I would like the simplest example of the failure of an ODE to be locally diffeomorphic to its linearization, despite being locally homeomorphic to it.  More precisely,  consider x' = f(x) with f(0) = 0 in R^n.  Let A = f'(0) so that the local linearization is x' = Ax.  Suppose the eigenvalues of A all have nonzero real part (i.e., 0 is a hyperbolic critical point).

The Hartman-Grobman theorem tells us that there is a homeomorphism of a neighborhood of 0 which conjugates the system x'=f(x) to its linearization x'=Ax.  If one reads the elementary `differential equations from the dynamical systems point of view' literature, however, you will gain the false impression that the is a *diffeomorphism* h : U --> U of a nhood of 0 which does this, and that further, one can even do this with h'(0) = I, the identity matrix.  The point of this is to ensure that the trajectories of the nonlinear system are tangent to the trajectories of the linearization:  if $h'(0)\neq I$ then this may be false.

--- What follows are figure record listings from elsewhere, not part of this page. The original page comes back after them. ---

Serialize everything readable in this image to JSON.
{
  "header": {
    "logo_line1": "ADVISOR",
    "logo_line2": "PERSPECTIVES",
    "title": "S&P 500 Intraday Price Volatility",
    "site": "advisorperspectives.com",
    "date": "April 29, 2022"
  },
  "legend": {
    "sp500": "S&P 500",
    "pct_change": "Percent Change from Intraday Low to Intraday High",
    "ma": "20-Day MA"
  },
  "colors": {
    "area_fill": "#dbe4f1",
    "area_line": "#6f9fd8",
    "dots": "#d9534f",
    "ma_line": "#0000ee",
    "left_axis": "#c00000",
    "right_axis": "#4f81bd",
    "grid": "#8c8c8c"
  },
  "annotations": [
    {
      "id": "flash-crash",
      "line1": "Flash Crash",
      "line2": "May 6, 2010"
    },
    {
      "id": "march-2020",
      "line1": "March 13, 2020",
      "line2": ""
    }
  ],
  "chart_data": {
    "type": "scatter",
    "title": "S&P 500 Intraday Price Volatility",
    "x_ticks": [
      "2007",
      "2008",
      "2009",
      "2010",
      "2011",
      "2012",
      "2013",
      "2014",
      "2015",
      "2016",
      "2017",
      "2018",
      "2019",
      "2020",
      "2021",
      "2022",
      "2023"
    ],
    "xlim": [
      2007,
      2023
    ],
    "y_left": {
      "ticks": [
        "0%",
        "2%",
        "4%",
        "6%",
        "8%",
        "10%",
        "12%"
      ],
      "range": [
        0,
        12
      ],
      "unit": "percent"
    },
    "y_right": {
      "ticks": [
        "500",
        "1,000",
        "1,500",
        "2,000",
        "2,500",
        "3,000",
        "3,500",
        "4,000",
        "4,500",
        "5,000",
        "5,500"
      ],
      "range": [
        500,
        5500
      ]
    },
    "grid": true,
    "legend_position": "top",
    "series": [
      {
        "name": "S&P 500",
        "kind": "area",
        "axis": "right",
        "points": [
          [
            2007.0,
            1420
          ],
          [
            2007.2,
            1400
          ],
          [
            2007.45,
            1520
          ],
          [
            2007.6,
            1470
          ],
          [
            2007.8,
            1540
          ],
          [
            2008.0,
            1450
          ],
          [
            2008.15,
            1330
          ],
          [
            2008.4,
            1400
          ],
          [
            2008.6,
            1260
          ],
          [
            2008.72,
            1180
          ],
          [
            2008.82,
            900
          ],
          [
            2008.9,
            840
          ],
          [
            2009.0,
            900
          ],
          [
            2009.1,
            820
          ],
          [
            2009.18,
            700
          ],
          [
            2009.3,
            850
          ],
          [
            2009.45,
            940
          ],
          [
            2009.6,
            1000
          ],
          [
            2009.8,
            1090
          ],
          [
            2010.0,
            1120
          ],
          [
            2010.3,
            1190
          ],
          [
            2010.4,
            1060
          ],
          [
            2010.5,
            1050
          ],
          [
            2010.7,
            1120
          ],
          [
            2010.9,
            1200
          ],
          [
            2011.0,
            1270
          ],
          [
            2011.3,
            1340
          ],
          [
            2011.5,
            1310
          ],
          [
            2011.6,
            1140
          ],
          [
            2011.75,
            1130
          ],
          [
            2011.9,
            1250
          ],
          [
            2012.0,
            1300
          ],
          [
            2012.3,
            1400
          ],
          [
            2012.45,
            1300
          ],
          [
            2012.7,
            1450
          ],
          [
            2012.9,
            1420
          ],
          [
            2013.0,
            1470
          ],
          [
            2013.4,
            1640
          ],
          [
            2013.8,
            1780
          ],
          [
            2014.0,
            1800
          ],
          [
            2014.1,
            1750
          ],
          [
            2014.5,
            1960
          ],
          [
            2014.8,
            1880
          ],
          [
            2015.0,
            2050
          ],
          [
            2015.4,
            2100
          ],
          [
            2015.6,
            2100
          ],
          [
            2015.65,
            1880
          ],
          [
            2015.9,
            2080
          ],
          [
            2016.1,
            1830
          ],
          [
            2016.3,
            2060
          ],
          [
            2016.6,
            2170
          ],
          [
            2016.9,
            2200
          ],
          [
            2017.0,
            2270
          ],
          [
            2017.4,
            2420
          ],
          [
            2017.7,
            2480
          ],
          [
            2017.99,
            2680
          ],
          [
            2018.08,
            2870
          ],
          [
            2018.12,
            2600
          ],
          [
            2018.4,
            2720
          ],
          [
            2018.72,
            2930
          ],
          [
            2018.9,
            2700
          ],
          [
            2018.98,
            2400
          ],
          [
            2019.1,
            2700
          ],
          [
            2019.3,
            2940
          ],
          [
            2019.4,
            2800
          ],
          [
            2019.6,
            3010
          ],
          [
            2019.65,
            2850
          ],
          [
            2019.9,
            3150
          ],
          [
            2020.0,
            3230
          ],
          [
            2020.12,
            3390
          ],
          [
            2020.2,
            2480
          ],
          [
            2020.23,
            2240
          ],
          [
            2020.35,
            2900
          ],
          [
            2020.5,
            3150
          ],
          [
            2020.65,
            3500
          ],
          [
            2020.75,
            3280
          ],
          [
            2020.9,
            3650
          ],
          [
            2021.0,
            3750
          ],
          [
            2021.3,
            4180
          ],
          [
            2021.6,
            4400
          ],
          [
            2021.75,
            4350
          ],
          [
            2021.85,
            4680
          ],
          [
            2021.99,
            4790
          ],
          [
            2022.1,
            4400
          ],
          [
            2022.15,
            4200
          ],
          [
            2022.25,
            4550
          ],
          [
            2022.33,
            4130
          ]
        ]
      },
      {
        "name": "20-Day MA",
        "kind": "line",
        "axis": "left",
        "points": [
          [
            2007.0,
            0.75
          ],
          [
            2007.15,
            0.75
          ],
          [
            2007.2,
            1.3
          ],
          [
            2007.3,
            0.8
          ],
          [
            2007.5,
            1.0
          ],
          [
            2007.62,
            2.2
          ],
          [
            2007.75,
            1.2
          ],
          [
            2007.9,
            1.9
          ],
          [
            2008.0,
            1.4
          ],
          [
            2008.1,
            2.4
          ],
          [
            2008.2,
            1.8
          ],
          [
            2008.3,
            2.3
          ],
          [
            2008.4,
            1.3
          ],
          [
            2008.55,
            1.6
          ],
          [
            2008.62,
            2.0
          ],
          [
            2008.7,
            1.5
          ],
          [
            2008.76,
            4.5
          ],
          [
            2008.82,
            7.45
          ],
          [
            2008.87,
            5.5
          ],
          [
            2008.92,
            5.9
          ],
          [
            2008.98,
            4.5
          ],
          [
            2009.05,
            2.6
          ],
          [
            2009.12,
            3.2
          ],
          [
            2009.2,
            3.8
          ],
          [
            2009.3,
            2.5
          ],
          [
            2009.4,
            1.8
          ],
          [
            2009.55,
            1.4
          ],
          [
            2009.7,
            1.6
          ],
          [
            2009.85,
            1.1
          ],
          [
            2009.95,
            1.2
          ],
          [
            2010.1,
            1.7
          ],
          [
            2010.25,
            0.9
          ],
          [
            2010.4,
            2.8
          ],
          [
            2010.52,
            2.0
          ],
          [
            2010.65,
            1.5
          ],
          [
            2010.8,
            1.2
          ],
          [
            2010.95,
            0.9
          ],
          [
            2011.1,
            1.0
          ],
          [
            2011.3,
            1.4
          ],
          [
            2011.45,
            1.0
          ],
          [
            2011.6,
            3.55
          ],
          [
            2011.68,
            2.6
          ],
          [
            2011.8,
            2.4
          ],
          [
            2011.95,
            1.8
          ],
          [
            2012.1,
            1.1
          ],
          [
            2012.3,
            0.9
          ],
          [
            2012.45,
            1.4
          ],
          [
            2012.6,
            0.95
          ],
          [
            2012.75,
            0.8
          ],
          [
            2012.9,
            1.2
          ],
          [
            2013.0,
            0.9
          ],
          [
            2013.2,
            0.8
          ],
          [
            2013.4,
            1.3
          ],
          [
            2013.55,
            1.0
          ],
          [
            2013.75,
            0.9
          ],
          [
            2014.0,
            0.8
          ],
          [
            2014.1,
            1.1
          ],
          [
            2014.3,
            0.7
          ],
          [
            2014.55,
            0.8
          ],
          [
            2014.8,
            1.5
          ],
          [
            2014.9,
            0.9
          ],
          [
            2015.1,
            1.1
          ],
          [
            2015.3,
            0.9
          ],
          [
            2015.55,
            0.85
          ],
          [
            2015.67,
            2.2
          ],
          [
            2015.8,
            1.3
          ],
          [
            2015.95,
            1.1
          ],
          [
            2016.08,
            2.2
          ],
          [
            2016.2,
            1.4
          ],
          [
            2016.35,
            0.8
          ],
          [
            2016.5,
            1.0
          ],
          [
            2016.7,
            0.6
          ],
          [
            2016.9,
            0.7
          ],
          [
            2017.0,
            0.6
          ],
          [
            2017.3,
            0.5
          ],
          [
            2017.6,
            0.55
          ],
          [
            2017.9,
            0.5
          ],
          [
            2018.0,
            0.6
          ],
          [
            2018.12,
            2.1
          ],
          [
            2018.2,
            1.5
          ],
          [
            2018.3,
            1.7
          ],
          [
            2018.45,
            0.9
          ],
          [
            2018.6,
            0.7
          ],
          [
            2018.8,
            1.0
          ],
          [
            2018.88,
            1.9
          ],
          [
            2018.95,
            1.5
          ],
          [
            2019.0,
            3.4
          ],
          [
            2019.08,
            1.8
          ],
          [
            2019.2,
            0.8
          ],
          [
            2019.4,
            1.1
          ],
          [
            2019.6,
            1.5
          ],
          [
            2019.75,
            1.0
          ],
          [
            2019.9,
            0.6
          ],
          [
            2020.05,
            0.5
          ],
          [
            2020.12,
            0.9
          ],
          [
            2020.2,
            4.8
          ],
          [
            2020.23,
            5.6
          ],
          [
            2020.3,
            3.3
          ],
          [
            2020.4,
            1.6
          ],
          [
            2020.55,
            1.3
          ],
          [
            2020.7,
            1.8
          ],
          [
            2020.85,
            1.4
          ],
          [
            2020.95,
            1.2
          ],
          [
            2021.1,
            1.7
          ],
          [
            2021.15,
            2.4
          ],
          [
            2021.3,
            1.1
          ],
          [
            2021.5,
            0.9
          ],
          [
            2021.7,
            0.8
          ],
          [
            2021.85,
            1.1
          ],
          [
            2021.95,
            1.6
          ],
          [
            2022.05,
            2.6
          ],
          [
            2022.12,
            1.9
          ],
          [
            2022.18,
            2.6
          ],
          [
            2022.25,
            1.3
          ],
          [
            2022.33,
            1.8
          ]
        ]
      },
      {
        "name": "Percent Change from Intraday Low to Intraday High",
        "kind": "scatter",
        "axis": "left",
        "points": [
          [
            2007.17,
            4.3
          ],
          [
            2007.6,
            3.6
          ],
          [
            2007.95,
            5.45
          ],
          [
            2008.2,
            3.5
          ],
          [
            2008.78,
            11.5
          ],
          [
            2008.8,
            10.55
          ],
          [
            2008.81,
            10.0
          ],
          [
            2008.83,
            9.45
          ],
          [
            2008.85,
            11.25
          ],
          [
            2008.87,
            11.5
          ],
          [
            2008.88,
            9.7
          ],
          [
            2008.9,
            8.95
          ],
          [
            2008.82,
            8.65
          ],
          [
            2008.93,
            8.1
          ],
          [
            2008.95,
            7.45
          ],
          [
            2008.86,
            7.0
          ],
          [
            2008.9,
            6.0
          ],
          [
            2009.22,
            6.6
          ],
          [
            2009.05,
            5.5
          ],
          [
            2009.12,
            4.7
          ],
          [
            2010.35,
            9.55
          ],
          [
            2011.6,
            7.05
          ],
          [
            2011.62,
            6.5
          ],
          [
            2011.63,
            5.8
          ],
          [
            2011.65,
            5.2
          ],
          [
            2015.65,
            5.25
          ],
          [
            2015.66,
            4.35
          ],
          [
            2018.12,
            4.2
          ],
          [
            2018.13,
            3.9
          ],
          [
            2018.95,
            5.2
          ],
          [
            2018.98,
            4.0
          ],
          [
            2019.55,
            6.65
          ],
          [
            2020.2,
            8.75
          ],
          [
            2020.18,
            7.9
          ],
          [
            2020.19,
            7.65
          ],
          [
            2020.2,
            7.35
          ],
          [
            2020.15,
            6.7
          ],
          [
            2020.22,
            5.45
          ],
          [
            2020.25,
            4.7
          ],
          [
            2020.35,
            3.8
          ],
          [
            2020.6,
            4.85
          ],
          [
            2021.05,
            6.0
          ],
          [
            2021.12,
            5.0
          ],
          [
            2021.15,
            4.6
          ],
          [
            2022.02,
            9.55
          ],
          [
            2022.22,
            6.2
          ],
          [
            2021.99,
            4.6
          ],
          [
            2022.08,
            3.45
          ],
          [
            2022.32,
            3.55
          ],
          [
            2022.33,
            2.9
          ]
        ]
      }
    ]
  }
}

Smale's stable manifold theorem gives partial information in this direction, saying that the stable manifolds of the system and its linearization are tangent, and similarly for the unstable manifolds.  In 2D, at a saddle, this is sufficient to imply that the separatrices of the original system are tangent to those of the linearization.  For a node in 2D, or in higher dimensions, I am under the impression this need not hold. I even think I had worked out an example many years ago, which I no longer recall.

Any enlightenment on this issue would be much appreciated.  I am not at all expert in these matters, so welcome any corrections, if I have distorted the facts.  I am hoping for a 2 dimensional example.